The polymerase chain reaction method is used to quantify nucleic acids by amplifying a nucleic acid molecule with the enzyme DNA polymerase. Conventional PCR is based on the theory that amplification is exponential. Therefore, nucleic acids may be quantified by comparing the number of amplification cycles and amount of PCR end-product to those of a reference sample. However, many factors complicate this calculation, creating uncertainties and inaccuracies. These factors include the following: initial amplification cycles may not be exponential; PCR amplification eventually plateaus after an uncertain number of cycles; and low initial concentrations of target nucleic acid molecules may not amplify to detectable levels. However, the most significant limitation of PCR is that PCR amplification efficiency in a sample of interest may be different from that of reference samples. Since PCR is an exponential process, only twofold differences in amplification can be observed, greatly impacting the validity and precision of the results.
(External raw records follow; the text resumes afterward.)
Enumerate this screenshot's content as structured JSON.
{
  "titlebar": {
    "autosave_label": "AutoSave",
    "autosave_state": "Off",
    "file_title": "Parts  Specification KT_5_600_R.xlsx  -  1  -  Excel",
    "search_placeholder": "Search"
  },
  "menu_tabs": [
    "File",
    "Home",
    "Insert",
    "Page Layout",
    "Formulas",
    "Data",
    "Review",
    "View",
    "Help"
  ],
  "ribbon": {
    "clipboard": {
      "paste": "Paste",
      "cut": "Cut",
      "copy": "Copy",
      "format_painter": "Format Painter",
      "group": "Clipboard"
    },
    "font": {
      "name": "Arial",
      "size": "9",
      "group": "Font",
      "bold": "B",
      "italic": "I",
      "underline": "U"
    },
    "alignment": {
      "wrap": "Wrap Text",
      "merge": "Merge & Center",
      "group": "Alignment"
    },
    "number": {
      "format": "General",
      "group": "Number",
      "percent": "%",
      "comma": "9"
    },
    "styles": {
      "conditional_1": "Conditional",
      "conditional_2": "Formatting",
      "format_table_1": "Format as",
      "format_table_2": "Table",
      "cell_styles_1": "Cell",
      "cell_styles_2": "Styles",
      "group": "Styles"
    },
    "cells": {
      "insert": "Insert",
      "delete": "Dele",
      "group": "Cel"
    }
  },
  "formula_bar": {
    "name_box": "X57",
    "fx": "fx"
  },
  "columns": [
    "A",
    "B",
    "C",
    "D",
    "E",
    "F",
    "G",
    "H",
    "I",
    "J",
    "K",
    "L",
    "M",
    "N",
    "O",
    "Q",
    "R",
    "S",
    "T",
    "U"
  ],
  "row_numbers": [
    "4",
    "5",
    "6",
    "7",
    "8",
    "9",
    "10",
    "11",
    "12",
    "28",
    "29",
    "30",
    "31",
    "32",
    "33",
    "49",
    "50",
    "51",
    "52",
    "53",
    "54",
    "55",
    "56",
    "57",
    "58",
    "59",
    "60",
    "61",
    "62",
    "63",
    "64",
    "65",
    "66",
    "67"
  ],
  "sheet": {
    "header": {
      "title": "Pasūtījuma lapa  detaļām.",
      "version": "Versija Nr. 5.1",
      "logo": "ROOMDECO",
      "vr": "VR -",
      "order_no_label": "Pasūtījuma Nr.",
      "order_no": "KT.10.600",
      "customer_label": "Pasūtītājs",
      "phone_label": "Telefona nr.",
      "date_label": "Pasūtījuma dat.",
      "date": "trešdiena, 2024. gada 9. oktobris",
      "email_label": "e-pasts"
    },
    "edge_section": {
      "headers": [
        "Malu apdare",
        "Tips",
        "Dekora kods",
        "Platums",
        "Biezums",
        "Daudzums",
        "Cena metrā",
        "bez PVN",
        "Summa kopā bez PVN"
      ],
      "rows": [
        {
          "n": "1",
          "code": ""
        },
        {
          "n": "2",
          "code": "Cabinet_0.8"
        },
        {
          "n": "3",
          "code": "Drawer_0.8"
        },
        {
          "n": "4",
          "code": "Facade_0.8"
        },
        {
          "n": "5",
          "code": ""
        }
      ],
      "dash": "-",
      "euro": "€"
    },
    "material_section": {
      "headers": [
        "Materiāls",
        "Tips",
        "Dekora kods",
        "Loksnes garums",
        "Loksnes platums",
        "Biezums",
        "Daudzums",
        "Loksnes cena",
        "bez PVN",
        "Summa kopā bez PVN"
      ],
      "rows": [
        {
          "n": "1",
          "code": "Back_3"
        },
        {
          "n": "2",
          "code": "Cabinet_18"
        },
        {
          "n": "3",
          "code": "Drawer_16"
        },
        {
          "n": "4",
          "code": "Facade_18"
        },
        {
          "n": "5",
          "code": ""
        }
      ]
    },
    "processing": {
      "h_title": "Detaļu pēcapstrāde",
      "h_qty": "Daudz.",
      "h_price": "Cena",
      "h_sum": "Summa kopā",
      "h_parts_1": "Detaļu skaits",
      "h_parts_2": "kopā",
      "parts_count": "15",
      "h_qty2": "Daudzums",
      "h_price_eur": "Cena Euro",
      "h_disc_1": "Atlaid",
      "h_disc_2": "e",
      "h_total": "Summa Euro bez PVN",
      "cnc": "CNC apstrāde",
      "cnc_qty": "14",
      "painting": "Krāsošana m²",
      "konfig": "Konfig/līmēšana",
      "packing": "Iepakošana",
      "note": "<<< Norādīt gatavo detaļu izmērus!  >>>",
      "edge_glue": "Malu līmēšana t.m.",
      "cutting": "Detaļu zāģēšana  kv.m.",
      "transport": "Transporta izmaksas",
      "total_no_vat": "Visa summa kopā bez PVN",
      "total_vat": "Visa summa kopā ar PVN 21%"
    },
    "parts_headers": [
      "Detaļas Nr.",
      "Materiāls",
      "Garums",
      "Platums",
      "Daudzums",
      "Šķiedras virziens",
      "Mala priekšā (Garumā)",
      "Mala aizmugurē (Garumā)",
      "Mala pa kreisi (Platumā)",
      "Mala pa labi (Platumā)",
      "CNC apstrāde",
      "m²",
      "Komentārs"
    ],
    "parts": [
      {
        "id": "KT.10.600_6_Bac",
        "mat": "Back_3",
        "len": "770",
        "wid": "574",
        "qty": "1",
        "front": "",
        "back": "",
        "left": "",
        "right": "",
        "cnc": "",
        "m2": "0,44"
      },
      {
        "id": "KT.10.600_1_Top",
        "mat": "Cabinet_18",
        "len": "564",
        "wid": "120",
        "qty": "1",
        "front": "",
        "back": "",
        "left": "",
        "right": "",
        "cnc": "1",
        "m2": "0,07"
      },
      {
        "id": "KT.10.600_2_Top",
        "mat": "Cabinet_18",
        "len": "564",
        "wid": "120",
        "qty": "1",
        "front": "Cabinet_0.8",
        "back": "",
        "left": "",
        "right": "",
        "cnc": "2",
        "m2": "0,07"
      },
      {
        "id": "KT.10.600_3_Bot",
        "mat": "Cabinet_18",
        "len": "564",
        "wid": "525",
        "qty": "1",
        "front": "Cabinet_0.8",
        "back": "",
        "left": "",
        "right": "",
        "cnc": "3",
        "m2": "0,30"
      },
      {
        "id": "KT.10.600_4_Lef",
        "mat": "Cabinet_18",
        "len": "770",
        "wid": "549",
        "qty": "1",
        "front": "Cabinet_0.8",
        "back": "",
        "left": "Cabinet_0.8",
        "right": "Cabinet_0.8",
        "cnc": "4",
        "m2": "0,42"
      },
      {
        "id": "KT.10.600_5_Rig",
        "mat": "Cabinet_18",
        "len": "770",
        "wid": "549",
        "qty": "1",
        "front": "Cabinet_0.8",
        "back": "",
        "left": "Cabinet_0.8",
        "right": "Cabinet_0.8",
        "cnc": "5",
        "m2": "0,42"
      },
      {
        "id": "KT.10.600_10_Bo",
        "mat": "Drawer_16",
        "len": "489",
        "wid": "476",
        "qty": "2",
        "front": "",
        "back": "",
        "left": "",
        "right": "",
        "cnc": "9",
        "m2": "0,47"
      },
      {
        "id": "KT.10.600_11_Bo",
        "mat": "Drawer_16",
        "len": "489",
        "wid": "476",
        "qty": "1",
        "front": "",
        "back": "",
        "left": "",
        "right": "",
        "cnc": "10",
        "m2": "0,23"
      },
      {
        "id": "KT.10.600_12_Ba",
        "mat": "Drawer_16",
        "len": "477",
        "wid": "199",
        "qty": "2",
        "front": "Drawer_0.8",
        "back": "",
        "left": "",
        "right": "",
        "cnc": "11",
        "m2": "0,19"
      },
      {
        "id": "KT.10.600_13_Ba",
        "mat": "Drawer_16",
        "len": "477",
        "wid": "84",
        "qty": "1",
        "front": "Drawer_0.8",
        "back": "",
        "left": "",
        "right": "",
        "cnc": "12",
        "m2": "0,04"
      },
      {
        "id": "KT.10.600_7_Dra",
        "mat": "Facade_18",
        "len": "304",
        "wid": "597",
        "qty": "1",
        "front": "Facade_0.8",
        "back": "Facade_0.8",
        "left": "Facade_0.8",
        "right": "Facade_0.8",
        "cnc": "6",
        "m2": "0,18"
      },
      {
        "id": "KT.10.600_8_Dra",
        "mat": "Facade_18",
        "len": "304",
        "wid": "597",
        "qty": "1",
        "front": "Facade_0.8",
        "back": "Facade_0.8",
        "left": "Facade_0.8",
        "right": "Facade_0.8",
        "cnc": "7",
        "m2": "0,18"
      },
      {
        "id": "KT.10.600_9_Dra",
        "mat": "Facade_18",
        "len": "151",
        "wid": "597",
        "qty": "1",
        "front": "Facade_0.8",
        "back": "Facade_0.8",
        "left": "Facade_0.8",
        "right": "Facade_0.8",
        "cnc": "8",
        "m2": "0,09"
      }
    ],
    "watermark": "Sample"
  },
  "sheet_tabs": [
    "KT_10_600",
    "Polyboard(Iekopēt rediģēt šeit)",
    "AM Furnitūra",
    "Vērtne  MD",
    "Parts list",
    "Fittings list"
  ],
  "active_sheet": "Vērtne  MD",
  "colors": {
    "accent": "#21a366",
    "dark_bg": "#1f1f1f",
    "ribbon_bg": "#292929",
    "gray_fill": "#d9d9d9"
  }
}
Instead of performing one reaction per well, dPCR involves partitioning the PCR solution into tens of thousands of nano-liter sized droplets, where a separate PCR reaction takes place in each one. A PCR solution is made similarly to a TaqMan assay, which consists of template DNA (or RNA), fluorescence-quencher probes, primers, and a PCR master mix, which contains DNA polymerase, dNTPs, MgCl2, and reaction buffers at optimal concentrations. Several different methods can be used to partition samples, including microwell plates, capillaries, oil emulsion, and arrays of miniaturized chambers with nucleic acid binding surfaces. The PCR solution is divided into smaller reactions and are then made to run PCR individually. After multiple PCR amplification cycles, the samples are checked for fluorescence with a binary readout of “0” or “1”. The fraction of fluorescing droplets is recorded. The partitioning of the sample allows one to estimate the number of different molecules by assuming that the molecule population follows the Poisson distribution, thus accounting for the possibility of multiple target molecules inhabiting a single droplet. Using Poisson's law of small numbers, the distribution of target molecule within the sample can be accurately approximated allowing for a quantification of the target strand in the PCR product. This model simply predicts that as the number of samples containing at least one target molecule increases, the probability of the samples containing more than one target molecule increases. In conventional PCR, the number of PCR amplification cycles is proportional to the starting copy number. Different from many peoples's belief that dPCR provides absolute quantification, digital PCR uses statistical power to provide relative quantification. For example, if Sample A, when assayed in 1 million partitions, gives one positive reaction, it does not mean that the Sample A has one starting molecule.
The benefits of dPCR include increased precision through massive sample partitioning, which ensures reliable measurements in the desired DNA sequence due to reproducibility. Error rates are larger when detecting small-fold change differences with basic PCR, while error rates are smaller with dPCR due to the smaller-fold change differences that can be detected in DNA sequence. The technique itself reduces the use of a larger volume of reagent needed, which inevitably will lower experiment cost. Also, dPCR is highly quantitative as it does not rely on relative fluorescence of the solution to determine the amount of amplified target DNA.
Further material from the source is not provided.